Wednesday, December 16, 2009

Madison Dearborn Partners

The Madison Dearborn Partners is a private equity firm founded in 1992. Based in Chicago, Illinois, the firm offers specialized services that are relevant in the leveraged buyout of either privately held or publicly traded companies, as well as subsidiaries of a larger company, recapitalizations of closely held or family owned companies, acquisition financings, restructuring of balance sheets, and growth capital investments in highly developed companies.

Previously, the founders of the firm completed private equity investments for the First Chicago Bank.
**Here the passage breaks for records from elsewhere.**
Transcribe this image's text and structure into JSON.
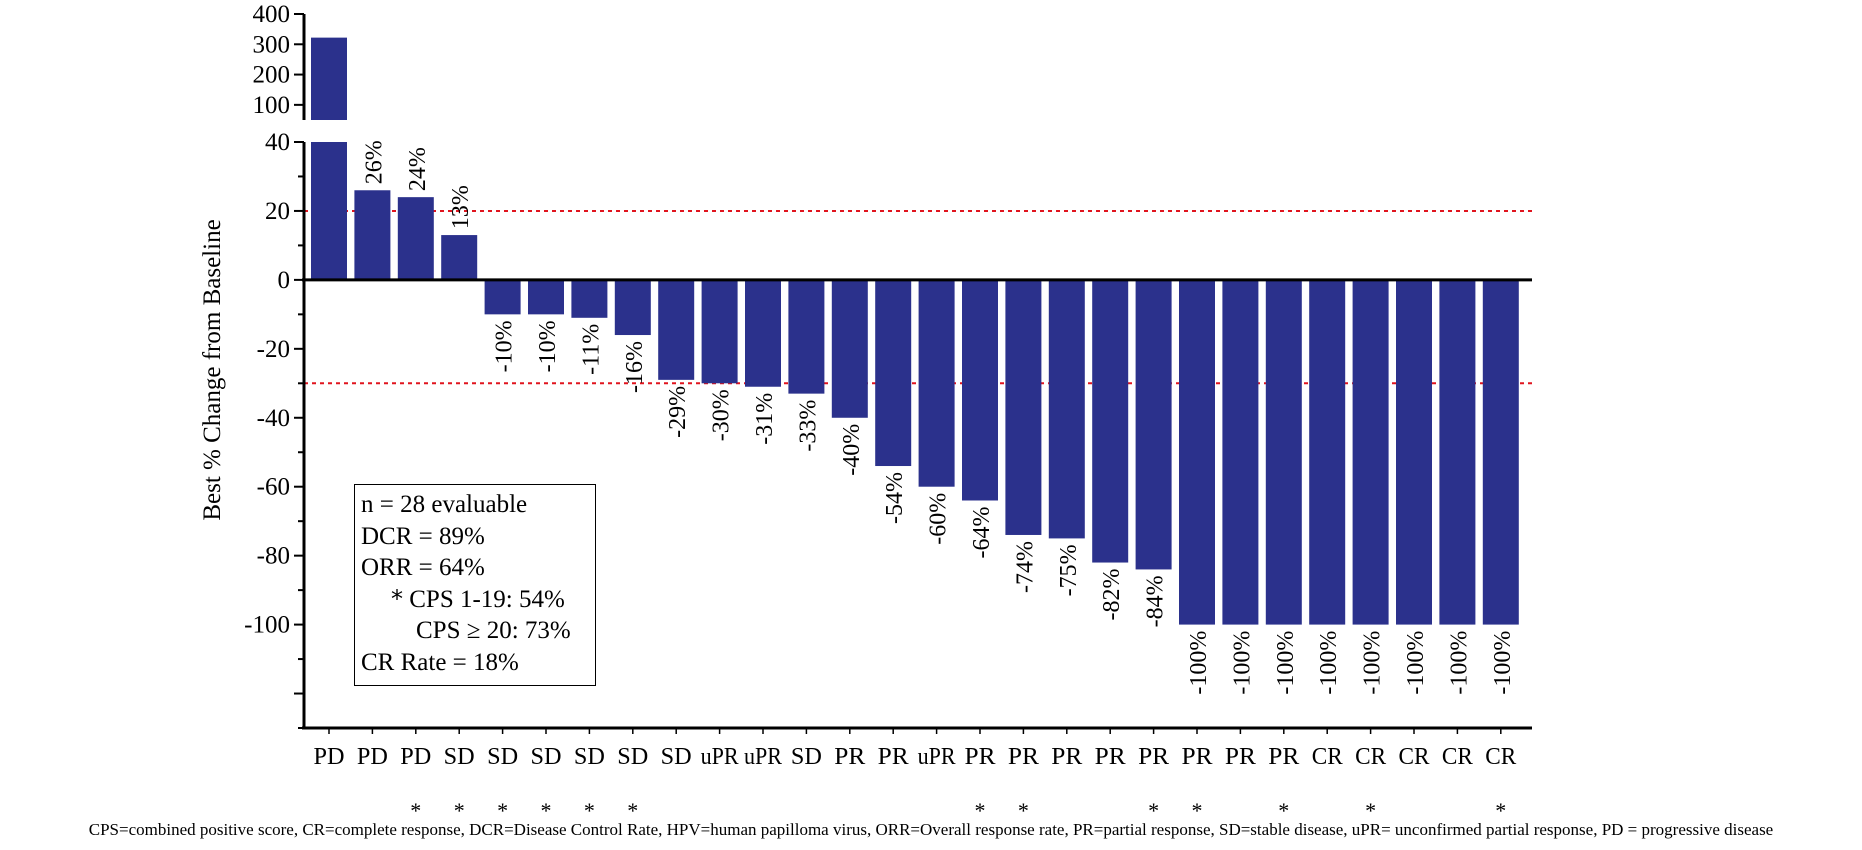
{
  "chart_data": {
    "type": "bar",
    "ylabel": "Best % Change from Baseline",
    "values": [
      322,
      26,
      24,
      13,
      -10,
      -10,
      -11,
      -16,
      -29,
      -30,
      -31,
      -33,
      -40,
      -54,
      -60,
      -64,
      -74,
      -75,
      -82,
      -84,
      -100,
      -100,
      -100,
      -100,
      -100,
      -100,
      -100,
      -100
    ],
    "bar_labels": [
      "",
      "26%",
      "24%",
      "13%",
      "-10%",
      "-10%",
      "-11%",
      "-16%",
      "-29%",
      "-30%",
      "-31%",
      "-33%",
      "-40%",
      "-54%",
      "-60%",
      "-64%",
      "-74%",
      "-75%",
      "-82%",
      "-84%",
      "-100%",
      "-100%",
      "-100%",
      "-100%",
      "-100%",
      "-100%",
      "-100%",
      "-100%"
    ],
    "categories": [
      "PD",
      "PD",
      "PD",
      "SD",
      "SD",
      "SD",
      "SD",
      "SD",
      "SD",
      "uPR",
      "uPR",
      "SD",
      "PR",
      "PR",
      "uPR",
      "PR",
      "PR",
      "PR",
      "PR",
      "PR",
      "PR",
      "PR",
      "PR",
      "CR",
      "CR",
      "CR",
      "CR",
      "CR"
    ],
    "asterisks": [
      false,
      false,
      true,
      true,
      true,
      true,
      true,
      true,
      false,
      false,
      false,
      false,
      false,
      false,
      false,
      true,
      true,
      false,
      false,
      true,
      true,
      false,
      true,
      false,
      true,
      false,
      false,
      true
    ],
    "y_ticks_lower": [
      "-100",
      "-80",
      "-60",
      "-40",
      "-20",
      "0",
      "20",
      "40"
    ],
    "y_ticks_upper": [
      "100",
      "200",
      "300",
      "400"
    ],
    "ylim_lower": [
      -130,
      40
    ],
    "ylim_upper": [
      50,
      400
    ],
    "reference_lines": [
      20,
      -30
    ],
    "colors": {
      "bar": "#2B318C",
      "reference_line": "#E0141E"
    }
  },
  "legend": {
    "n": "n = 28 evaluable",
    "dcr": "DCR = 89%",
    "orr": "ORR = 64%",
    "cps1": "CPS 1-19: 54%",
    "cps2": "CPS ≥ 20: 73%",
    "cr_rate": "CR Rate = 18%"
  },
  "asterisk_symbol": "*",
  "footnote": "CPS=combined positive score, CR=complete response, DCR=Disease Control Rate, HPV=human papilloma virus, ORR=Overall response rate, PR=partial response, SD=stable disease, uPR= unconfirmed partial response, PD = progressive disease"
}
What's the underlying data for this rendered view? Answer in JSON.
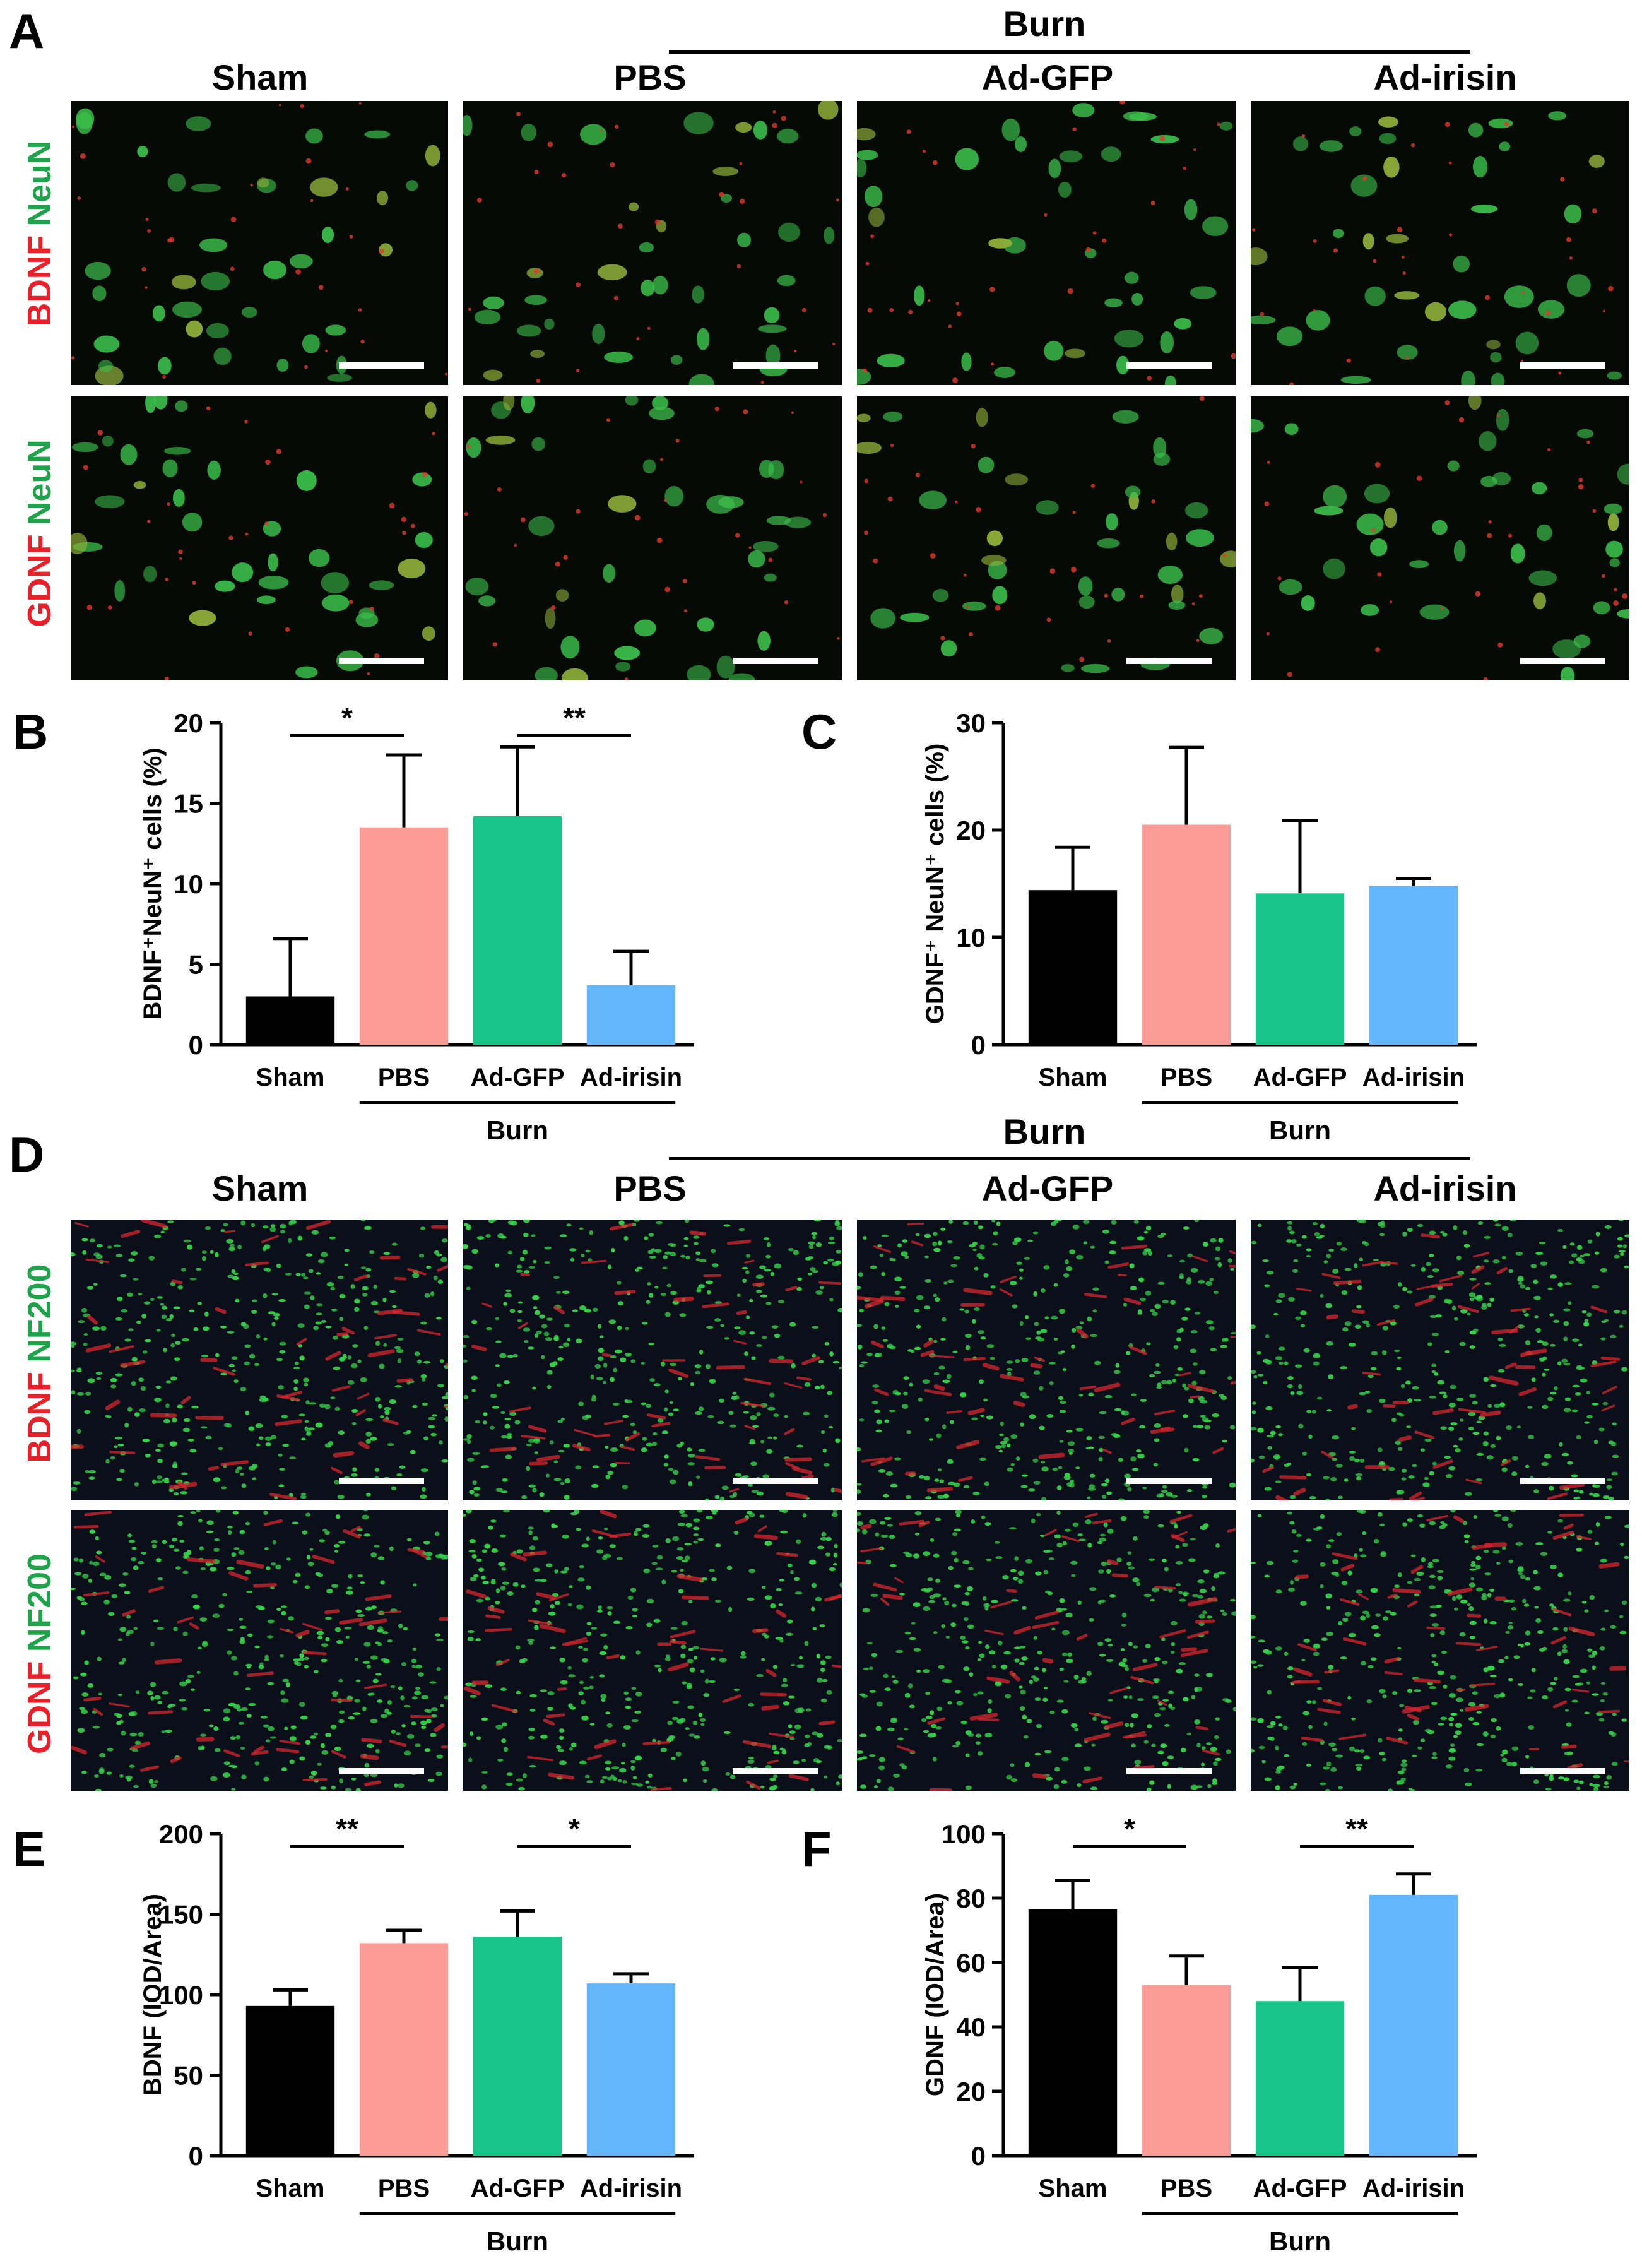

The firm’s chairman, John Canning, Jr., also holds a position as a minority owner of the Milwaukee Brewers baseball team.

Headed by a group of prominent visionaries, the Madison Dearborn Partners teamed up with Michael Eisner’s Tormante investment company on 2007 in order to purchase the baseball card maker Topps Company. For two consecutive years, the firm successfully completed a bunch of publicly traded companies including CDW, LA Fitness, Asurion, Nuveen Investments, Univision Communications, VWR International, Sorenson Communications, and the Yankee Candle.

On June 30 of the same year, the Bell Canada Enterprises (or the BCE) announced that the company entered into a definitive agreement that allowed Bell Canada Enterprises to be purchased with adherence to a certain plan of arrangement made by an investor group headed by the Ontario Teachers’ Pension Plan’s private investment arm, the Teachers Private Capital, as well as the Providence Equity Partners Inc., and the Madison Dearborn Partners. The all-cash transaction was valued at a total of C$51.7 billion, or US$48.5 billion, with the inclusion of C$16.9 billion worth of preferred equity, debt, as well as minority interests. The agreement was then approved on September of 2007 during a special meeting attended by a group of shareholders. The agreement was decided upon by more than 97% of the total votes casted by the holders of preferred and common shares.